Above all, this has cost me hope. I don’t know if I believe I will ever have a fully normal, healthy, recovered life. I don’t know if I can afford it.

It wouldn’t be enough for me, though, to wake up in the morning and find that – tah-dah! – I magically had all the mental-health care access in the world and my medications covered and all my problems solved. It wouldn’t be enough because I can see the ball as it lays: I’m working class and visibly non-binary, but I’m also white, university-educated and an advocate for social justice in my community – no one else is more willing and able to advocate for themselves than me, the Yukon’s foremost mouthy queer. If I can’t get the care I need, there are so many other people who don’t stand a chance in hell.

The thought fills me with fury. That fury is the only thing that gets me out of bed in the morning.

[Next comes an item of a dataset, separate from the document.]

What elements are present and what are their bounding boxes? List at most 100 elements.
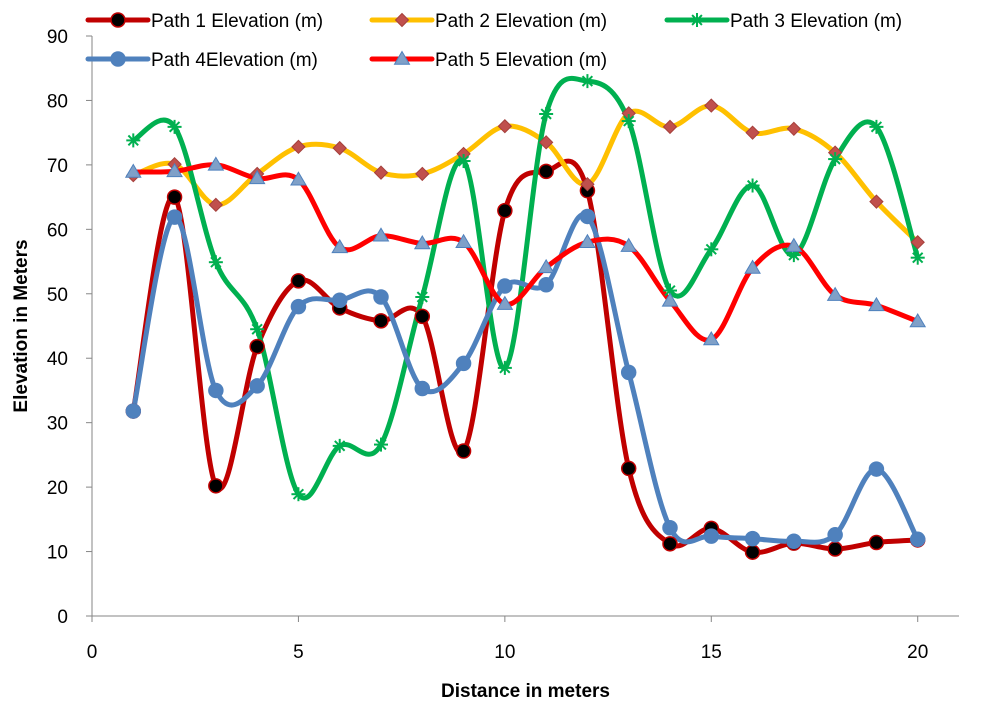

Throughout this personal crisis, my friends – my incredible, unmatched, impossibly patient friends, who brought me Chinese food and watched bad television with me, who walked my dog and held my hand and loved me and loved me and loved me, even when I was too sick to love myself – paid the price of my care where the health care system would not.

I’m so humbled to feel so loved and supported by my own. It is for these friends and this community that I chose to survive.

The thing about having a serious mental-health episode is that it can leave you with a sense of terrible shame, horror and regret at this thing that is both of you and not of you, separate but not apart. You fear you’ve disgraced yourself so completely, you are no longer worthy of happiness and love.

This disgrace though, is not ours. That we have this two-tiered system is a disgrace. The way we treat people who cannot afford to pay for private care is a disgrace. What happened to me – what is happening to other people, even as I write this – is a disgrace.

We – you, I, everyone – deserve appropriate, safe, affordable mental-health care. We all deserve health and happiness, regardless of class.